History of American political parties

THE discussions concerning the national Constitution had party spirit in the new republic which speedily assumed definite forms and titles, first as Federalist and Anti-Federalist, and then as Federalist and Republican. The Federalist party was composed of those who favored much concentration of power in the national government; the Republican or Democratic party favored State sovereignty and the diffusion of power among the people. Mr. Jefferson, the Secretary of State, was the recognized leader of the Republicans, and Mr. Hamilton, the Secretary of the Treasury, was regarded as the head of the Federalists. The lines between these two parties were distinctly drawn, during the second session of the second Congress, and the spirit of each became rampant among the people.

Events then occurring in France had much to do in intensifying party spirit in this country. The British government had sent George Hammond here as full minister, and he had arrived in August, 1791. In December following, our government sent Thomas Pinckney as American ambassador to England; and so a good understanding between the lately belligerent governments was established. With the French government, their ancient ally, the United States held the most friendly relations.

The virulence of partisanship in those days was not only as intense, but its methods were as dishonest as they are now. Among other means employed at about the time of Washington's retirement to private life, to injure his character, was the republication of a series of forged letters, purporting to have been written by him to members of his family, in the summer of 1776, and which appeared in print in 1777. These letters, if genuine, ought to have blasted Washington's reputation for patriotism, integrity, and honor. It was pretended that they were found in a small portmanteau which was in possession of his favorite body-servant, Billy, when the latter, as was falsely alleged, was captured at Fort Lee. Washington, conscious of his integrity and trustful of his countrymen, paid no attention to the publication at the time. There were ample proofs of their forgery, and they had been forgotten, when, before he left the chair of state in the spring of 1797, they were republished. The object then was the same as that twenty years before, namely to destroy public confidence in the great Leader.

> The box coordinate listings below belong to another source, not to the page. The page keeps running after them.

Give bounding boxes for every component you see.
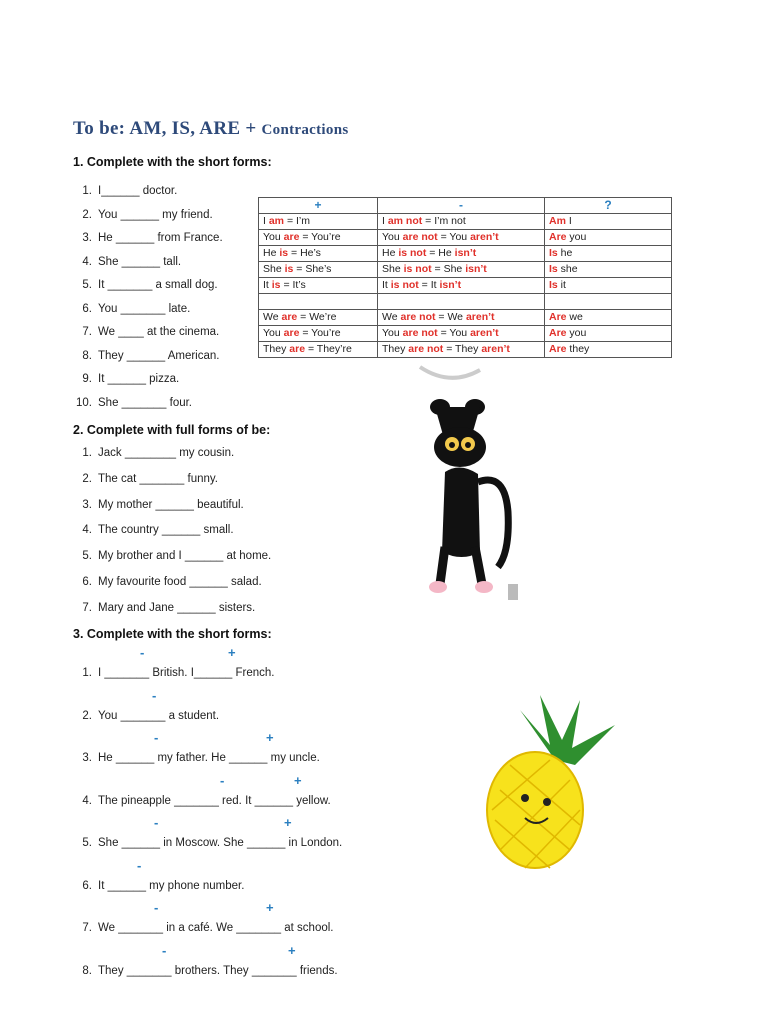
item-number: 6. [82, 302, 92, 315]
cell-fragment: = She’s [293, 263, 332, 275]
table-cell [545, 246, 672, 262]
cell-fragment: is [279, 247, 289, 259]
item-text: She ______ in Moscow. She ______ in London. [98, 837, 343, 849]
section3-item [70, 880, 244, 892]
cell-fragment: aren’t [470, 231, 499, 243]
item-number: 7. [82, 922, 92, 934]
pineapple-image [480, 690, 630, 875]
item-text: He ______ from France. [98, 232, 223, 244]
table-cell [378, 230, 545, 246]
plus-sign: + [288, 942, 296, 958]
item-number: 5. [82, 550, 92, 563]
cell-fragment: = You’re [299, 327, 341, 339]
cell-fragment: are not [402, 327, 438, 339]
table-cell [378, 342, 545, 358]
cell-fragment: We [382, 311, 401, 323]
cell-fragment: it [557, 279, 566, 291]
section1-item [70, 232, 223, 244]
cell-fragment: Are [549, 327, 567, 339]
table-cell [545, 230, 672, 246]
section2-item [70, 499, 244, 511]
cell-fragment: am not [387, 215, 423, 227]
cell-fragment: You [382, 327, 403, 339]
cell-fragment: are not [402, 231, 438, 243]
table-row [259, 294, 672, 310]
cell-fragment: Are [549, 311, 567, 323]
minus-sign: - [154, 730, 159, 745]
page-title [73, 118, 348, 140]
cell-fragment: He [382, 247, 399, 259]
item-text: I______ doctor. [98, 185, 178, 197]
item-text: Jack ________ my cousin. [98, 447, 235, 459]
table-cell [378, 214, 545, 230]
table-cell [378, 294, 545, 310]
cell-fragment: are [283, 231, 300, 243]
item-number: 10. [76, 396, 92, 409]
cell-fragment: = You [437, 231, 471, 243]
table-cell [378, 326, 545, 342]
cell-fragment: We [263, 311, 282, 323]
cell-fragment: he [557, 247, 573, 259]
title-lead: To be: [73, 118, 126, 139]
item-text: He ______ my father. He ______ my uncle. [98, 752, 320, 764]
cell-fragment: You [263, 327, 284, 339]
table-header-cell: - [378, 198, 545, 214]
cell-fragment: they [566, 343, 590, 355]
plus-sign: + [266, 900, 274, 915]
item-number: 8. [82, 349, 92, 362]
table-row [259, 342, 672, 358]
cell-fragment: = I’m not [422, 215, 466, 227]
minus-sign: - [220, 772, 225, 788]
section3-item [70, 965, 338, 977]
section1-item [70, 209, 213, 221]
plus-sign: + [228, 645, 236, 660]
cell-fragment: are [281, 311, 298, 323]
table-header-cell: + [259, 198, 378, 214]
item-text: It _______ a small dog. [98, 279, 218, 291]
cell-fragment: is not [390, 279, 419, 291]
table-cell [545, 326, 672, 342]
cell-fragment: = We [435, 311, 466, 323]
cell-fragment: is [284, 263, 294, 275]
cell-fragment: Is [549, 279, 558, 291]
cell-fragment: you [566, 327, 587, 339]
cell-fragment: are [283, 327, 300, 339]
table-row [259, 278, 672, 294]
item-number: 6. [82, 879, 92, 892]
table-cell [259, 342, 378, 358]
cell-fragment: is not [403, 263, 432, 275]
cell-fragment: = She [431, 263, 466, 275]
table-cell [259, 262, 378, 278]
table-cell [259, 294, 378, 310]
table-row [259, 246, 672, 262]
item-number: 2. [82, 709, 92, 722]
cell-fragment: are not [408, 343, 444, 355]
minus-sign: - [152, 687, 157, 703]
table-row [259, 326, 672, 342]
table-cell [545, 214, 672, 230]
item-number: 7. [82, 326, 92, 338]
item-text: She ______ tall. [98, 255, 182, 268]
cell-fragment: she [557, 263, 578, 275]
section2-item [70, 576, 262, 588]
cell-fragment: They [382, 343, 409, 355]
section2-item [70, 524, 234, 536]
item-number: 2. [82, 472, 92, 485]
table-cell [259, 230, 378, 246]
minus-sign: - [154, 900, 159, 915]
section1-item [70, 326, 219, 338]
table-row [259, 262, 672, 278]
cell-fragment: is not [398, 247, 427, 259]
item-number: 4. [82, 794, 92, 807]
contractions-table [258, 197, 672, 358]
section1-item [70, 373, 179, 385]
cell-fragment: = You [437, 327, 471, 339]
item-text: The pineapple _______ red. It ______ yellow. [98, 794, 331, 807]
item-text: It ______ my phone number. [98, 879, 245, 892]
cell-fragment: = We’re [297, 311, 337, 323]
cell-fragment: aren’t [465, 311, 495, 323]
cell-fragment: She [263, 263, 285, 275]
item-number: 8. [82, 964, 92, 977]
item-number: 4. [82, 255, 92, 268]
item-text: Mary and Jane ______ sisters. [98, 601, 256, 614]
table-cell [259, 326, 378, 342]
cell-fragment: You [263, 231, 284, 243]
table-cell [259, 214, 378, 230]
table-cell [259, 278, 378, 294]
section3-item [70, 922, 334, 934]
section3-item [70, 795, 331, 807]
section3-item [70, 837, 342, 849]
item-text: We ____ at the cinema. [98, 326, 220, 338]
cell-fragment: It [382, 279, 391, 291]
cell-fragment: I [263, 215, 269, 227]
section2-item [70, 473, 218, 485]
item-number: 4. [82, 524, 92, 537]
section2-item [70, 550, 271, 562]
cell-fragment: Are [549, 343, 567, 355]
cell-fragment: isn’t [439, 279, 462, 291]
plus-sign: + [294, 772, 302, 788]
minus-sign: - [162, 942, 167, 958]
item-number: 1. [82, 667, 92, 679]
section1-item [70, 256, 181, 268]
section2-item [70, 602, 255, 614]
section1-heading: 1. Complete with the short forms: [73, 155, 272, 169]
hanging-cat-image [390, 362, 525, 607]
table-cell [378, 310, 545, 326]
item-text: We _______ in a café. We _______ at school. [98, 922, 334, 934]
item-text: You _______ a student. [98, 709, 220, 722]
table-cell [259, 246, 378, 262]
table-cell [545, 342, 672, 358]
cell-fragment: am [268, 215, 285, 227]
item-text: It ______ pizza. [98, 373, 180, 385]
item-number: 5. [82, 279, 92, 291]
table-row [259, 214, 672, 230]
cell-fragment: = They [443, 343, 482, 355]
section1-item [70, 350, 219, 362]
minus-sign: - [154, 815, 159, 830]
section3-item [70, 667, 274, 679]
section1-item [70, 303, 190, 315]
section2-item [70, 447, 234, 459]
item-number: 3. [82, 752, 92, 764]
item-number: 7. [82, 601, 92, 614]
cell-fragment: They [263, 343, 290, 355]
item-text: My mother ______ beautiful. [98, 498, 244, 511]
cell-fragment: aren’t [481, 343, 510, 355]
item-text: You _______ late. [98, 302, 191, 315]
item-text: The country ______ small. [98, 524, 234, 537]
cell-fragment: you [566, 231, 587, 243]
title-tail: Contractions [261, 122, 349, 138]
item-number: 1. [82, 447, 92, 459]
item-text: They _______ brothers. They _______ friends. [98, 964, 338, 977]
title-main: AM, IS, ARE + [129, 118, 262, 139]
cell-fragment: Is [549, 263, 558, 275]
item-text: My favourite food ______ salad. [98, 576, 262, 588]
item-text: I _______ British. I______ French. [98, 667, 275, 679]
section1-item [70, 397, 192, 409]
cell-fragment: Is [549, 247, 558, 259]
cell-fragment: = You’re [299, 231, 341, 243]
table-header-cell: ? [545, 198, 672, 214]
cell-fragment: = It’s [280, 279, 306, 291]
table-header-row [259, 198, 672, 214]
cell-fragment: are [289, 343, 306, 355]
cell-fragment: isn’t [465, 263, 487, 275]
section3-heading: 3. Complete with the short forms: [73, 627, 272, 641]
cell-fragment: = It [418, 279, 440, 291]
table-cell [378, 262, 545, 278]
item-number: 3. [82, 498, 92, 511]
section1-item [70, 185, 177, 197]
cell-fragment: Am [549, 215, 566, 227]
section3-item [70, 710, 219, 722]
plus-sign: + [266, 730, 274, 745]
cell-fragment: is [271, 279, 281, 291]
item-number: 3. [82, 232, 92, 244]
minus-sign: - [137, 857, 142, 873]
cell-fragment: = They’re [305, 343, 352, 355]
item-number: 1. [82, 185, 92, 197]
item-number: 9. [82, 373, 92, 385]
table-row [259, 310, 672, 326]
cell-fragment: It [263, 279, 272, 291]
table-cell [545, 262, 672, 278]
table-row [259, 230, 672, 246]
item-text: She _______ four. [98, 396, 192, 409]
section2-heading: 2. Complete with full forms of be: [73, 423, 271, 437]
cell-fragment: I [565, 215, 572, 227]
table-cell [259, 310, 378, 326]
cell-fragment: She [382, 263, 404, 275]
cell-fragment: we [566, 311, 583, 323]
table-cell [378, 246, 545, 262]
table-cell [545, 278, 672, 294]
item-number: 5. [82, 837, 92, 849]
cell-fragment: are not [400, 311, 436, 323]
cell-fragment: = I’m [284, 215, 310, 227]
item-text: You ______ my friend. [98, 208, 213, 221]
minus-sign: - [140, 645, 145, 660]
cell-fragment: aren’t [470, 327, 499, 339]
cell-fragment: Are [549, 231, 567, 243]
cell-fragment: He [263, 247, 280, 259]
table-cell [378, 278, 545, 294]
section3-item [70, 752, 320, 764]
cell-fragment: You [382, 231, 403, 243]
cell-fragment: I [382, 215, 388, 227]
table-cell [545, 310, 672, 326]
table-cell [545, 294, 672, 310]
plus-sign: + [284, 815, 292, 830]
cell-fragment: = He [426, 247, 455, 259]
item-number: 6. [82, 576, 92, 588]
cell-fragment: isn’t [454, 247, 477, 259]
cell-fragment: = He’s [288, 247, 321, 259]
item-text: The cat _______ funny. [98, 472, 218, 485]
item-text: They ______ American. [98, 349, 220, 362]
section1-item [70, 279, 218, 291]
item-number: 2. [82, 208, 92, 221]
item-text: My brother and I ______ at home. [98, 550, 272, 563]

Washington now thought it necessary to notice the forgery. He did so in a letter to the then Secretary of War, written on the 3d of March, 1797, in which, after giving an account of the original publication of the letters, and his silence concerning them, hitherto, he said: "As I cannot know how soon a more serious event may succeed to that which will this day take place, I have thought it a duty that I owe to myself, to my country, and to truth, now to detail the circumstances above recited; and to add my solemn declaration that the letters herein described are a base forgery, and that I never saw or heard of them until they appeared in print."